📌  相关文章
📜  如果arr [i]> 2 * arr [i-1],检查是否存在子序列的和等于k

📅  最后修改于: 2021-06-25 20:09:28             🧑  作者: Mango

给定arr [i]> 2 * arr [i-1]的正整数排序数组,请检查是否存在子序列的和等于k。
例子:

天真的解决方案:基本的解决方案是检查所有2 ^ n个可能的组合,并检查是否有任何子序列的总和等于K。此过程不适用于N较大的值,N> 20。
时间复杂度:O(2 ^ N)
有效的解决方案:我们给了arr [i]> 2 * arr [i-1],所以我们可以说arr [i]>(arr [i-1] + arr [i-2] +…+ arr [2] + arr [1] + arr [0])
让我们假设arr [i] <= K(arr [i-1] + arr [i-2] +…+ arr [2] + arr [1] + arr [0])),所以我们必须包括set中的arr [i]。
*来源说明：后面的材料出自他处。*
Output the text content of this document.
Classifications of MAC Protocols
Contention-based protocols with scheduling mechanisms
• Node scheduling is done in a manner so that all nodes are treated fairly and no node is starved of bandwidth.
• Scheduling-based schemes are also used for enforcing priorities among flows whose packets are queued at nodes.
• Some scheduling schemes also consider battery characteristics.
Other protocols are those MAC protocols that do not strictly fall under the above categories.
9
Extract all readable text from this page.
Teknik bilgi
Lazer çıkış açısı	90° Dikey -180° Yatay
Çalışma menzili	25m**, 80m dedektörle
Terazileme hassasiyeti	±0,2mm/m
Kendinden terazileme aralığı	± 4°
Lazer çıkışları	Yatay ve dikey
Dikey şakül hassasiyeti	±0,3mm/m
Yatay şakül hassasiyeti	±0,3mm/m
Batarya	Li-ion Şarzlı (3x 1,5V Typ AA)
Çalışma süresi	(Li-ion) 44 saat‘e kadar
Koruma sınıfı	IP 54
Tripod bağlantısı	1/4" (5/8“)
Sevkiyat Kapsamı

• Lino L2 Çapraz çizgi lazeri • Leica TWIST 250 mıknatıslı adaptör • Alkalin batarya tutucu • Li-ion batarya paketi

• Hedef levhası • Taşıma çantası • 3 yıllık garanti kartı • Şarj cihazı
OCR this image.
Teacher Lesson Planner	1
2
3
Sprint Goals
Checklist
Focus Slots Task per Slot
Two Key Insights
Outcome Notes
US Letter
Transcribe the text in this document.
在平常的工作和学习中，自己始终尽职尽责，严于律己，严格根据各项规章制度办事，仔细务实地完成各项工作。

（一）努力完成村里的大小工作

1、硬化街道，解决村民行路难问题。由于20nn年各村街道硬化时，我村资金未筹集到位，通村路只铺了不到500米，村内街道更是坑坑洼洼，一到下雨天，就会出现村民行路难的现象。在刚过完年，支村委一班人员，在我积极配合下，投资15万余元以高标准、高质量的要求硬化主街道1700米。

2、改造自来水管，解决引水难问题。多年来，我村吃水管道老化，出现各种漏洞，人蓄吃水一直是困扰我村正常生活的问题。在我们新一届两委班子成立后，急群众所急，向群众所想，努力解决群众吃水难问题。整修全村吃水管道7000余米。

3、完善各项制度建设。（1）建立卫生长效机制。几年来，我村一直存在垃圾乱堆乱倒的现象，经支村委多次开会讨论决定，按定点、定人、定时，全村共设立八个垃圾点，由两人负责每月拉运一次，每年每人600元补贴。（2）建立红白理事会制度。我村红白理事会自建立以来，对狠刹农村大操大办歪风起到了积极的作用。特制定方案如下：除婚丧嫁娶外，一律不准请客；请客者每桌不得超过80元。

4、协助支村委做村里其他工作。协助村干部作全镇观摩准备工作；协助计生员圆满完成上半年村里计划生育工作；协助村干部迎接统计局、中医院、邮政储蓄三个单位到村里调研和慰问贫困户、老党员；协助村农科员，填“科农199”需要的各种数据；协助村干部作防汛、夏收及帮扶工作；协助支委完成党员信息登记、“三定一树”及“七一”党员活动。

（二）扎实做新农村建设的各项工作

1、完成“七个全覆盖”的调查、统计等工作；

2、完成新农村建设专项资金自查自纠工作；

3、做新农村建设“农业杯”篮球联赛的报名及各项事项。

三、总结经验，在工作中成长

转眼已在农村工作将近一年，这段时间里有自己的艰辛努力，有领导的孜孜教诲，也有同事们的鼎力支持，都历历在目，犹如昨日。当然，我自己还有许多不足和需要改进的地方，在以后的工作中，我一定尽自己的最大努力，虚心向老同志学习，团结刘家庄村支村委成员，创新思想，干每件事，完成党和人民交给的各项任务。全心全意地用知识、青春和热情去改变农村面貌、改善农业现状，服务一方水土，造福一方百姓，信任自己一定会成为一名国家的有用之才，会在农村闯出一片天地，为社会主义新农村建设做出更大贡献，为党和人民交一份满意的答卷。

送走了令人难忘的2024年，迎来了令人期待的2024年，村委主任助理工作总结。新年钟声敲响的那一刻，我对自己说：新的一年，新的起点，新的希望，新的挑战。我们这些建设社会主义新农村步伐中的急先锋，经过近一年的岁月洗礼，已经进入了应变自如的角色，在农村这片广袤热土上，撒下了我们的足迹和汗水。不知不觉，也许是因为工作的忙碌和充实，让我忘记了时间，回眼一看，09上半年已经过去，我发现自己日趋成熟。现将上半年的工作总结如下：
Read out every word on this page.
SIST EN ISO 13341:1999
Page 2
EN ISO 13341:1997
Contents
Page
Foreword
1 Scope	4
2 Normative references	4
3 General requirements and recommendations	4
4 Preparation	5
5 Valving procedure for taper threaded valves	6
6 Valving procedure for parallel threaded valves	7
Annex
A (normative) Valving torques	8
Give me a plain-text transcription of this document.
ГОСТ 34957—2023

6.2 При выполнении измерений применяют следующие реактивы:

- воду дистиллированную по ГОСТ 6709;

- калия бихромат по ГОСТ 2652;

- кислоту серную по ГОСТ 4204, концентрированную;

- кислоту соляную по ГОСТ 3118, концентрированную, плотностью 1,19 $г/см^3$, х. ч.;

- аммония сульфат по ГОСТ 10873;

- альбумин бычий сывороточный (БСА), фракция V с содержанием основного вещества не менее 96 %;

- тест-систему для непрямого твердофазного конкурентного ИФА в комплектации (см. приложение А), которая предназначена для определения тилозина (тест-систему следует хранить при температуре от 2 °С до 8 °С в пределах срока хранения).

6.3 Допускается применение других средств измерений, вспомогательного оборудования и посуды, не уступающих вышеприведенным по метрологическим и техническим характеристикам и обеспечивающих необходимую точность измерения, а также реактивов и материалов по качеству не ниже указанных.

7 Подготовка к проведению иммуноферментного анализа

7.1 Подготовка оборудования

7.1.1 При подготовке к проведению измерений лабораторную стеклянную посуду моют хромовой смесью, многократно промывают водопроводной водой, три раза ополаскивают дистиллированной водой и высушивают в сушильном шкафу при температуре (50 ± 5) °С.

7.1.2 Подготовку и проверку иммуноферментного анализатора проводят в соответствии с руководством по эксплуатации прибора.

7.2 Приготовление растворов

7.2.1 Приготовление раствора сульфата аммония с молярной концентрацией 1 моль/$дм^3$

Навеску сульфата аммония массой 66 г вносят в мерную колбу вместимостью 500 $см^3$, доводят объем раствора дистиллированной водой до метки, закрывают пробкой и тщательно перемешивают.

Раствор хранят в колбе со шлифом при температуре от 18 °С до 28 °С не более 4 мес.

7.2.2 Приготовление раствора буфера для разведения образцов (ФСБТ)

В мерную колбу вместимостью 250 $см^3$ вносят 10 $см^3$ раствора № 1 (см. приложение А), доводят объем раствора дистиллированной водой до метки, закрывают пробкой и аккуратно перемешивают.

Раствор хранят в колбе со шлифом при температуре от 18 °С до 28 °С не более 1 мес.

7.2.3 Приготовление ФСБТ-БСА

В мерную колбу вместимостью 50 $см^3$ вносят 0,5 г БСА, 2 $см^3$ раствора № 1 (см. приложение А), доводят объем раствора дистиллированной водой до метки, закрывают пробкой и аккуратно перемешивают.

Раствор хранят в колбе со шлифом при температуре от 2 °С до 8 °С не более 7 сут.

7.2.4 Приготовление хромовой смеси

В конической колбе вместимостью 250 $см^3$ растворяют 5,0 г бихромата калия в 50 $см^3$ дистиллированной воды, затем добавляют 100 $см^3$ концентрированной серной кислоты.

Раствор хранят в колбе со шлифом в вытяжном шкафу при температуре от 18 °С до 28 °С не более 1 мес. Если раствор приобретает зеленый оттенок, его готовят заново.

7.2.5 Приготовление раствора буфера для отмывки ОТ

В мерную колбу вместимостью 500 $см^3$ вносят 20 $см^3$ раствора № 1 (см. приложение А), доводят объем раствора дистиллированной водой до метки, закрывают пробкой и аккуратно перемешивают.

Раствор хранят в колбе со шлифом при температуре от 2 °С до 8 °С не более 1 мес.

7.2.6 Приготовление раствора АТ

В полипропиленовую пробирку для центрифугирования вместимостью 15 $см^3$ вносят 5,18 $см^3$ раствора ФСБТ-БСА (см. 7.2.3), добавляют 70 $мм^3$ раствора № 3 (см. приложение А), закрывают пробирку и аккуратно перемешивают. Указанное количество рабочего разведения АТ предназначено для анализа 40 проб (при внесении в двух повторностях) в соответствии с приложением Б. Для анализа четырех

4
因此,我们必须以降序遍历数组,并且当我们找到arr [i] <= k时,我们将把arr [i]包含在集合中,并从K中减去arr [i],然后继续循环直到K的值是等于零。
如果K的值为零,则没有子序列。
下面是上述方法的实现:

C++
// C++ implementation of above approach
#include 
using namespace std;
 
// Function to check whether sum of any set
// of the array element is equal
// to k or not
bool CheckForSequence(int arr[], int n, int k)
{
    // Traverse the array from end
    // to start
    for (int i = n - 1; i >= 0; i--) {
        // if k is greater than
        // arr[i] then subtract
        // it from k
        if (k >= arr[i])
            k -= arr[i];
    }
 
    // If there is any subsequence
    // whose sum is equal to k
    if (k != 0)
        return false;
    else
        return true;
}
 
// Driver code
int main()
{
    int A[] = { 1, 3, 7, 15, 31 };
    int n = sizeof(A) / sizeof(int);
    cout << (CheckForSequence(A, n, 18)
                 ? "True": "False") << endl;
    return 0;
}


Java
// Java implementation of above approach
import java.io.*;
 
class GFG
{
     
// Function to check whether
// sum of any set of the array element
// is equal to k or not
static boolean CheckForSequence(int arr[],
                                int n, int k)
{
    // Traverse the array from end
    // to start
    for (int i = n - 1; i >= 0; i--)
    {
        // if k is greater than
        // arr[i] then subtract
        // it from k
        if (k >= arr[i])
            k -= arr[i];
    }
 
    // If there is any subsequence
    // whose sum is equal to k
    if (k != 0)
        return false;
    else
        return true;
}
 
// Driver code
public static void main (String[] args)
{
 
    int A[] = { 1, 3, 7, 15, 31 };
    int n = A.length;
    System.out.println(CheckForSequence(A, n, 18) ?
                                            "True": "False");
}
}
 
// This code is contributed by jit_t


Python3
# Python3 implementation of above approach
 
# Function to check whether sum of any set
# of the array element is equal
# to k or not
def CheckForSequence(arr, n, k) :
 
    # Traverse the array from end
    # to start
    for i in range(n - 1, -1, -1) :
        # if k is greater than
        # arr[i] then subtract
        # it from k
        if (k >= arr[i]) :
            k -= arr[i];
 
    # If there is any subsequence
    # whose sum is equal to k
    if (k != 0) :
        return False;
    else :
        return True;
 
# Driver code
if __name__ == "__main__" :
 
    A = [ 1, 3, 7, 15, 31 ];
    n = len(A);
     
    if (CheckForSequence(A, n, 18)) :
        print(True)
    else :
        print(False)
         
# This code is contributed by AnkitRai01


C#
// C# implementation of above approach
using System;
 
class GFG
{
     
// Function to check whether
// sum of any set of the array element
// is equal to k or not
static bool CheckForSequence(int []arr,
                                int n, int k)
{
    // Traverse the array from end
    // to start
    for (int i = n - 1; i >= 0; i--)
    {
        // if k is greater than
        // arr[i] then subtract
        // it from k
        if (k >= arr[i])
            k -= arr[i];
    }
 
    // If there is any subsequence
    // whose sum is equal to k
    if (k != 0)
        return false;
    else
        return true;
}
 
// Driver code
public static void Main ()
{
 
    int []A = { 1, 3, 7, 15, 31 };
    int n = A.Length;
    Console.WriteLine(CheckForSequence(A, n, 18) ?
                                            "True": "False");
}
}
 
// This code is contributed by anuj_67..


Javascript


输出:
True

时间复杂度:O(N)

如果您希望与行业专家一起参加现场课程,请参阅《 Geeks现场课程》和《 Geeks现场课程美国》。